Polycystic Ovary Syndrome
Written by:Polycystic Ovary Syndrome (PCOS) affects nearly 5% of women. This is an ovulatory dysfunction caused by a hormonal imbalance that can affect women in different ways, interfering with their reproductive function.
Many hormones that are affected by this pathology: estrogens, progestins, androgens, follicle stimulating hormone (FSH), luteinizing hormone (LH), etc.. These hormonal changes have the consequence that small cysts in the ovaries (which can be easily visualized by transvaginal ultrasound) and increased levels androgens (male hormones) in the blood occurs, which results in some clinical manifestations appear.
These alterations involve the main manifestation of polycystic ovary syndrome, which is anovulation, ie, the absence of ovulatory cycles. For this reason, patients have amenorrhea (absence of rules) or opsomenorreas (very irregular rules).
Following these ovulatory abnormalities, increased difficulty is evidence for pregnancy.
It can also be associated other pathologies characteristics of patients with polycystic ovary syndrome, such as insulin resistance, obesity, diabetes, hypertension or hypercholesterolemia.
Symptoms of Polycystic Ovary Syndrome
Among the most common symptoms of PCOS include:
- Irregular cycles or amenorrhea (absence of menstruation).
- Acne, even into adulthood.
- Hirsutism: excessive hair growth in areas of the face, abdomen, chest or around the nipples.
- Overweight / obesity
- Difficulty getting pregnant.
- Acanthosis nigricans, which is the appearance of dark marks on the skin folds (armpits, English, under the breasts ...).
- Lower density of the scalp and male pattern baldness (hair loss especially in the front area).
Diagnosis of Polycystic Ovary Syndrome
The diagnosis of PCOS has 3 components:
- Clinical component, associated with the symptoms described.
- The ultrasound component, which enlarged ovaries volume are observed on its periphery microcysts. There is 20% of the population can present this sonographic pattern without having PCOS.
- The hormonal component, which is checked with a blood test.
SOP associated with the risk of developing metabolic syndrome, consisting of obesity, changes in cholesterol, insulin resistance, high blood pressure increases. This can lead to the development of type 2 diabetes and cardiovascular disease.

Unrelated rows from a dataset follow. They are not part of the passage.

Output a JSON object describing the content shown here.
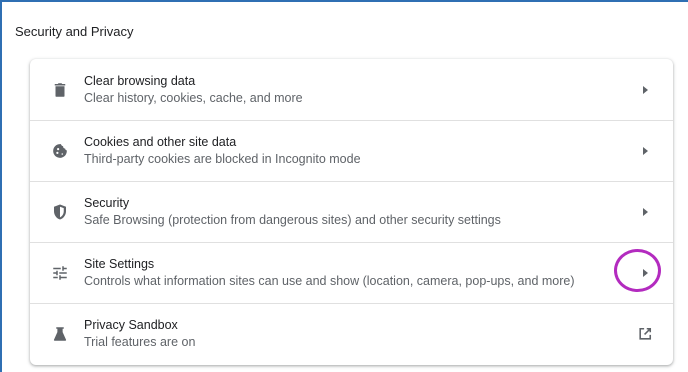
{
  "section": {
    "title": "Security and Privacy"
  },
  "items": [
    {
      "label": "Clear browsing data",
      "sub": "Clear history, cookies, cache, and more",
      "icon": "trash-icon",
      "action": "chevron-right-icon"
    },
    {
      "label": "Cookies and other site data",
      "sub": "Third-party cookies are blocked in Incognito mode",
      "icon": "cookie-icon",
      "action": "chevron-right-icon"
    },
    {
      "label": "Security",
      "sub": "Safe Browsing (protection from dangerous sites) and other security settings",
      "icon": "shield-icon",
      "action": "chevron-right-icon"
    },
    {
      "label": "Site Settings",
      "sub": "Controls what information sites can use and show (location, camera, pop-ups, and more)",
      "icon": "tune-icon",
      "action": "chevron-right-icon"
    },
    {
      "label": "Privacy Sandbox",
      "sub": "Trial features are on",
      "icon": "flask-icon",
      "action": "open-external-icon"
    }
  ],
  "colors": {
    "frame_border": "#2f6fb3",
    "highlight": "#b32bbf",
    "icon": "#5f6368"
  }
}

Treatment of Polycystic Ovary Syndrome
The purpose of treatment of Polycystic Ovary Syndrome is based on two pillars: the regularization of the menstrual cycle and the restoration of ovulatory cycles.
The first thing to do is consult with our doctor or gynecologist who made us several pretreatment tests: a study of ovarian function, a scan to detect the possible presence of cysts in the ovaries, different tests for hormone levels, insulin resistance tests and thyroid function.

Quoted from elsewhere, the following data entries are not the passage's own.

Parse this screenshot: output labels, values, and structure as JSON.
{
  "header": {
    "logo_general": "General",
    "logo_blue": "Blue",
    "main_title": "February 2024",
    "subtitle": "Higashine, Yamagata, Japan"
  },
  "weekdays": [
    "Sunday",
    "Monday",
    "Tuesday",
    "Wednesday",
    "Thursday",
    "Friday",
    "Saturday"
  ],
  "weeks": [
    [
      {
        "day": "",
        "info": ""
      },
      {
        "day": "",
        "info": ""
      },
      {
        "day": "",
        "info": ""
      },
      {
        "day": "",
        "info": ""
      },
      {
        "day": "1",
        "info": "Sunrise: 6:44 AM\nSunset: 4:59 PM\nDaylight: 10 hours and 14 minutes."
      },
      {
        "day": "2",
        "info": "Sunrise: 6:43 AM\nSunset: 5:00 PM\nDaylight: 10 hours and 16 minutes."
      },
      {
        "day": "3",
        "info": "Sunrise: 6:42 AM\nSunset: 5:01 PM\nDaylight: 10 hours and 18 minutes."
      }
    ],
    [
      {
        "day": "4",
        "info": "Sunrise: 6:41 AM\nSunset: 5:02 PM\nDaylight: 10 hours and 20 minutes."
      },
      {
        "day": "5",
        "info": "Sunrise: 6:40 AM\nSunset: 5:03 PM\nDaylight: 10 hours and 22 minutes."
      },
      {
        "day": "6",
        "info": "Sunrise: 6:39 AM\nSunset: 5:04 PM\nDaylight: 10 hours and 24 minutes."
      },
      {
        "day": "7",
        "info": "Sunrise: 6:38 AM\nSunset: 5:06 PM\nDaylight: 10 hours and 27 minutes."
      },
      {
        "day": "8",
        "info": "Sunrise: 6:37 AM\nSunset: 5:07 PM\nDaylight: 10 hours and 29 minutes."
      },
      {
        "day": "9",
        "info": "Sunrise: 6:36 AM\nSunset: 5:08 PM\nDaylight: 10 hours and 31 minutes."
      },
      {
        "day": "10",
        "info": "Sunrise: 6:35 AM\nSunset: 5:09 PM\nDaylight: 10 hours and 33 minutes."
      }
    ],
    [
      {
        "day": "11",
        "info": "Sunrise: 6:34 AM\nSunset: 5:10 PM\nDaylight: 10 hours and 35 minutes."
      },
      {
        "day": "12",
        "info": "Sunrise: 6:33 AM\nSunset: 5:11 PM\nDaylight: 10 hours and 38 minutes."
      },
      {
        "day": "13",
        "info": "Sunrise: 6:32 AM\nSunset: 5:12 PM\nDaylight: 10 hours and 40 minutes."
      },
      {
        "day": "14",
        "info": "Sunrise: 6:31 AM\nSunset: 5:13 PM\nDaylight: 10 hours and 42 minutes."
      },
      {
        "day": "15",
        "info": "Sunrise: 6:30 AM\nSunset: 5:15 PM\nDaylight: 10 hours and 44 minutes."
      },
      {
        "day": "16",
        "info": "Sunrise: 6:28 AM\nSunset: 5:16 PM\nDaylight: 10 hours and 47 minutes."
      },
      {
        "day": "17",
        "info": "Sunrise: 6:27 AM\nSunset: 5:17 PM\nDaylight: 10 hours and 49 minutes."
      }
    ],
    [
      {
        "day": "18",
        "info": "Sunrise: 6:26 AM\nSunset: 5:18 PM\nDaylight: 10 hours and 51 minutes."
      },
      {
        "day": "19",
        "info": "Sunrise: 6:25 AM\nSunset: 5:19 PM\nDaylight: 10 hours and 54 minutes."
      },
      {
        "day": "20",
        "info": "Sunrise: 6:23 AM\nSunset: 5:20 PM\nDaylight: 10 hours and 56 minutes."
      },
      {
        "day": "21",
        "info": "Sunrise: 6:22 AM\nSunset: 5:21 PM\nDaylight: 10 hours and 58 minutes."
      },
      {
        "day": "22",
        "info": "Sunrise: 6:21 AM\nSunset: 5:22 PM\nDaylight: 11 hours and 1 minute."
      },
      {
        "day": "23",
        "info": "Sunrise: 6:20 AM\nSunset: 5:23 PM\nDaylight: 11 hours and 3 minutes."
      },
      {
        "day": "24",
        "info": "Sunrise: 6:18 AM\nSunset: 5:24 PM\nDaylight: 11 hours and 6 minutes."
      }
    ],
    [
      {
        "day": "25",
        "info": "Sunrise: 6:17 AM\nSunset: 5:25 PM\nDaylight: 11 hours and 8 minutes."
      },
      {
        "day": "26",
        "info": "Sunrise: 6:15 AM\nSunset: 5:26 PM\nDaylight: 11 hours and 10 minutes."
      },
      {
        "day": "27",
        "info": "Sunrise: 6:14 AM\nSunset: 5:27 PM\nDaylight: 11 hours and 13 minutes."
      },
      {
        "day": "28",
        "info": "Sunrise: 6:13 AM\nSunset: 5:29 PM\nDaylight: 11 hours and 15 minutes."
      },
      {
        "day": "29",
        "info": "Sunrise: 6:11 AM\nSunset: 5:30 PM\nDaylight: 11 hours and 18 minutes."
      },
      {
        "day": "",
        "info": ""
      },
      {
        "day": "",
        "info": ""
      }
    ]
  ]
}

Depending on the test results will decide the treatment to be carried out. In some cases normalization of the menstrual cycle can be performed only using oral contraceptives, but often require the combined with other methods.
If our doctor has detected that have a high resistance to insulin, for example, you can opt for a treatment with metformin associated with diet and moderate exercise. Thus it is achieved decrease insulin resistance and the likelihood of type 2 diabetes.

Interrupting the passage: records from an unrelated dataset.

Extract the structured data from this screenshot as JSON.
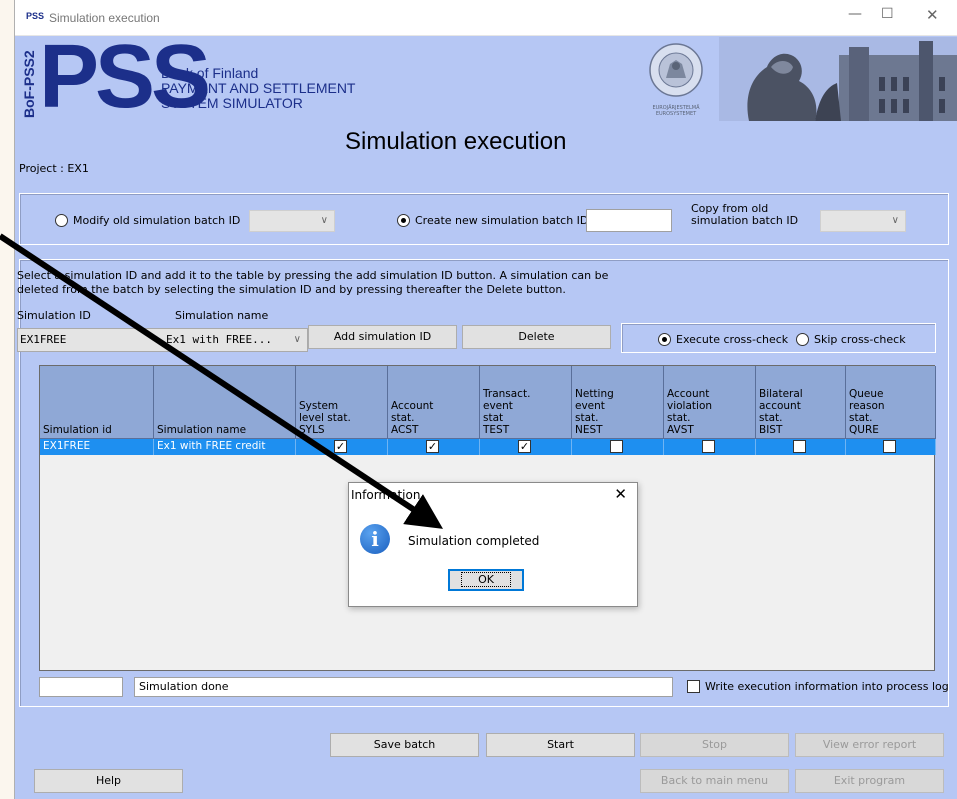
{
  "window": {
    "app_icon_text": "PSS",
    "title": "Simulation execution",
    "controls": {
      "minimize": "—",
      "maximize": "☐",
      "close": "✕"
    }
  },
  "header": {
    "logo_side_text": "BoF-PSS2",
    "logo_letters": "PSS",
    "brand_line1": "Bank of Finland",
    "brand_line2": "PAYMENT AND SETTLEMENT",
    "brand_line3": "SYSTEM SIMULATOR",
    "seal_text_top": "SUOMEN PANKKI",
    "seal_text_bottom": "FINLANDS BANK",
    "seal_caption1": "EUROJÄRJESTELMÄ",
    "seal_caption2": "EUROSYSTEMET",
    "page_title": "Simulation execution"
  },
  "project": {
    "label": "Project : EX1"
  },
  "batch": {
    "modify_label": "Modify old simulation batch ID",
    "modify_selected": false,
    "create_label": "Create new simulation batch ID",
    "create_selected": true,
    "new_batch_id": "",
    "copy_label_line1": "Copy from old",
    "copy_label_line2": "simulation batch ID"
  },
  "simulation": {
    "instructions_line1": "Select a simulation ID and add it to the table by pressing the add simulation ID button. A simulation can be",
    "instructions_line2": "deleted from the batch by selecting the simulation ID and by pressing thereafter the Delete button.",
    "id_label": "Simulation ID",
    "name_label": "Simulation name",
    "id_value": "EX1FREE",
    "name_value": "Ex1 with FREE...",
    "add_button": "Add simulation ID",
    "delete_button": "Delete",
    "execute_crosscheck": "Execute cross-check",
    "skip_crosscheck": "Skip cross-check"
  },
  "table": {
    "columns": [
      {
        "lines": [
          "Simulation id"
        ]
      },
      {
        "lines": [
          "Simulation name"
        ]
      },
      {
        "lines": [
          "System",
          "level stat.",
          "SYLS"
        ]
      },
      {
        "lines": [
          "Account",
          "stat.",
          "ACST"
        ]
      },
      {
        "lines": [
          "Transact.",
          "event",
          "stat",
          "TEST"
        ]
      },
      {
        "lines": [
          "Netting",
          "event",
          "stat.",
          "NEST"
        ]
      },
      {
        "lines": [
          "Account",
          "violation",
          "stat.",
          "AVST"
        ]
      },
      {
        "lines": [
          "Bilateral",
          "account",
          "stat.",
          "BIST"
        ]
      },
      {
        "lines": [
          "Queue",
          "reason",
          "stat.",
          "QURE"
        ]
      }
    ],
    "rows": [
      {
        "id": "EX1FREE",
        "name": "Ex1 with FREE credit",
        "checks": [
          true,
          true,
          true,
          false,
          false,
          false,
          false
        ]
      }
    ]
  },
  "status": {
    "left_value": "",
    "message": "Simulation done",
    "log_label": "Write execution information into process log"
  },
  "buttons": {
    "save_batch": "Save batch",
    "start": "Start",
    "stop": "Stop",
    "view_error": "View error report",
    "help": "Help",
    "back": "Back to main menu",
    "exit": "Exit program"
  },
  "dialog": {
    "title": "Information",
    "close": "✕",
    "icon": "i",
    "message": "Simulation completed",
    "ok": "OK"
  },
  "colors": {
    "window_bg": "#b6c7f4",
    "header_blue": "#1c2f8a",
    "selected_row": "#1e8ff0",
    "table_header": "#8fa8d6"
  }
}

Clomiphene citrate is one of the most used treatments to restore ovulatory cycles. It works by blocking the estrogen receptors, and this leads to produce more stimulating hormone (FSH) and luteinizing hormone (LH), which normalize ovulation. In cases where no ovulatory cycles are achieved despite clomiphene citrate may be administered gonadotropins, hormones that facilitate the proper maturation of the ovum.
As a last resort the doctor can use laparoscopic surgery for a "ovarian drilling". It is to perform different perforations in the ovarian cortex in order that the number of cysts is reduced, and hormonal levels and normalize the menstrual cycle.
In treatment of PCOS multiple alternatives exist, which depend on the patient's symptoms and whether or not pregnancy. Among them are life habit changes (decreased weight can be enough to regulate ovulation and improve symptoms), medical treatment (especially the use of oral contraceptives), et c.